Rabu, 28 Desember 2016

Echo owns the holiday and heads to court. It's The Daily Crunch.

THE DAILY CRUNCH
WEDNESDAY, DECEMBER 28 2016 By Darrell Etherington

Echo sold a lot – but Amazon isn't telling exactly how many, in typical Amazon style. That mystery and more in The Daily Crunch for December 28, 2016. And if your Autopilot saves you, how do you say thanks?

1. Echo is Amazon's new holiday gadget to boast ambiguously about

Did you get an Echo under the tree? A lot of people did, apparently – 9x as many as last year. But that could be nine people, total, since Amazon never reveals actual numbers, just multiples of past, also unreleased numbers. Still, it's safe to assume this means a lot, since Amazon was also sold out of Echo hardware leading up to the holiday.
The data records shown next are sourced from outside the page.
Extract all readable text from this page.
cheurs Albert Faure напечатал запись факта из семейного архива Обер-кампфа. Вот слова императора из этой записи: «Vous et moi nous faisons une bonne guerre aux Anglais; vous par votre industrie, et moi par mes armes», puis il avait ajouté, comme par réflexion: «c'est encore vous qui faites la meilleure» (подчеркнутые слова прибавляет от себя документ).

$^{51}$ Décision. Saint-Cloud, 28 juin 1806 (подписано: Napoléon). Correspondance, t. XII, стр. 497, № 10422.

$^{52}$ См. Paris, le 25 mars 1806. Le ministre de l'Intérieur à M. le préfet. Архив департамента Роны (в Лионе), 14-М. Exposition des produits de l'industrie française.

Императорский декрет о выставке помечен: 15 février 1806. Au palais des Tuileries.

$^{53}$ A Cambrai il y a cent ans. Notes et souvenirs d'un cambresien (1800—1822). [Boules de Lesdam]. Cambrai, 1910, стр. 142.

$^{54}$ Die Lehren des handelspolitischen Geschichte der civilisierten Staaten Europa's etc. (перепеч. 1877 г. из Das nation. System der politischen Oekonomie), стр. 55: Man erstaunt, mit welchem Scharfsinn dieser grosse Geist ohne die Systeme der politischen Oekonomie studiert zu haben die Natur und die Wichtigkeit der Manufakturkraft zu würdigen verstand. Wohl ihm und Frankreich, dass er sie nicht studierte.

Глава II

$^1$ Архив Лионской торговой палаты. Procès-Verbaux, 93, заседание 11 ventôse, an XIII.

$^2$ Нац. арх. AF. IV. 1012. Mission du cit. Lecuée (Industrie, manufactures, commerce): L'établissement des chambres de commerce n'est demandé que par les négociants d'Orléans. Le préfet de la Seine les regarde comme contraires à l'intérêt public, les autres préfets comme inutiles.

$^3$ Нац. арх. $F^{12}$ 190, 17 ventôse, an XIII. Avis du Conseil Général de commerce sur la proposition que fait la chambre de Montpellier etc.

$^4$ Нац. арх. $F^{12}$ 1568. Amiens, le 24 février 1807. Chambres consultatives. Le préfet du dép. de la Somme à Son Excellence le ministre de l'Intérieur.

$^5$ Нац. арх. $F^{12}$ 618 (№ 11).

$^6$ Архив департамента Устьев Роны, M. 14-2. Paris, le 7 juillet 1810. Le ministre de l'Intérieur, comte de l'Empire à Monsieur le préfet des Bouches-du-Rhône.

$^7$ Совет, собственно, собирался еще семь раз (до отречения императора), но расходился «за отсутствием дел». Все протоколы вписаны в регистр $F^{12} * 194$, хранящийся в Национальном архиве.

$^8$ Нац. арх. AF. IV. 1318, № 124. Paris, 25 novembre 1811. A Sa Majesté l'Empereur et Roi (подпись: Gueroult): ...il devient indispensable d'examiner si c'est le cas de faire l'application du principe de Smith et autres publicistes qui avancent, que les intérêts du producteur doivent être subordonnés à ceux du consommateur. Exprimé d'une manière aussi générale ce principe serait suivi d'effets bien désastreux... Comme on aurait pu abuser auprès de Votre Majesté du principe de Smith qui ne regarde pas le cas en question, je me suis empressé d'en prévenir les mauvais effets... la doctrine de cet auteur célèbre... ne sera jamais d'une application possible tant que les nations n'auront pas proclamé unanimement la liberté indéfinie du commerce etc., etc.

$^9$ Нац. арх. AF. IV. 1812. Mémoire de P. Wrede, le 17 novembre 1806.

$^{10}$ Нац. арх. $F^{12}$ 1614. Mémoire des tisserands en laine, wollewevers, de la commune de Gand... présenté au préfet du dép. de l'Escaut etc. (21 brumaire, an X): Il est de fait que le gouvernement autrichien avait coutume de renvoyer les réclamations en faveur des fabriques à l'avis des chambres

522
Their strategy of selling the Echo at relatively low cost looks to be paying dividends in terms of extending their lead in the home voice command speaker market, which is likely small but growing. And talking to Amazon could become second-nature to a large number of consumers, young and old, which is a key hedge.

2. I call Alexa to the stand

Echo's growing presence might have strange legal implications, since police are seeking to retrieve information from a murder suspect's Amazon Echo. Amazon isn't handing over the info until legally compelled to do so, but this is still a very interesting case to watch in terms of setting the pace for our voice-controlled future.

3. Tesla's Autopilot systems sees future accidents and brakes to stop them

Tesla has talked a lot about the safety potential of its Autopilot 8.0 software, which uses radar to actually see around objects in front and detect potential collisions before a human driver ever possibly could. But now there's video of that actually happening, and it does make a strong case for more autonomous features like emergency braking systems. Like a rolling Sword of Omens, that Model X is.

4. Rent the Runway raises cash for temporary style

RTR's latest raise values the company at a higher valuation than its previous $520 million, Katie reports, and it's now profile based on Ebitda evaluations. People like to be stylish but don't want to pay full sticker price.

5. Ford's latest autonomous cars get more data from fewer sensors

Ford's probably playing elaborate word games using the Fusion as its self-driving test platform, since there's so much sensor fusion required in autonomous driving. But even if it's not, these next-gen vehicles it's deploying sound very clever indeed. Also never realized the reason they're using Hybrid is that it's the only way to get the power they need for the onboard computing. Cool.

6. Sorry Qualcomm – that'll be $850 million

$850 million is actually a decent-sized fine, as far as regulator penalties against large companies go. The penalty was levied against Qualcomm in South Korea, where the chipmaker was found guilty of abusing its patent royalty practices in the country. Qualcomm should be a nice silicon community player and share more, says the South Korean antitrust regulator.

7. Volkswagen buys a parking payments mobile app

Carmakers like Volkswagen want to own the whole hog when it comes to transportation services, and that includes parking payments. The German automaker just picked up a Canadian mobile payment startup to prove it, too. Get used to it – this is the new way forward for the automotive industry.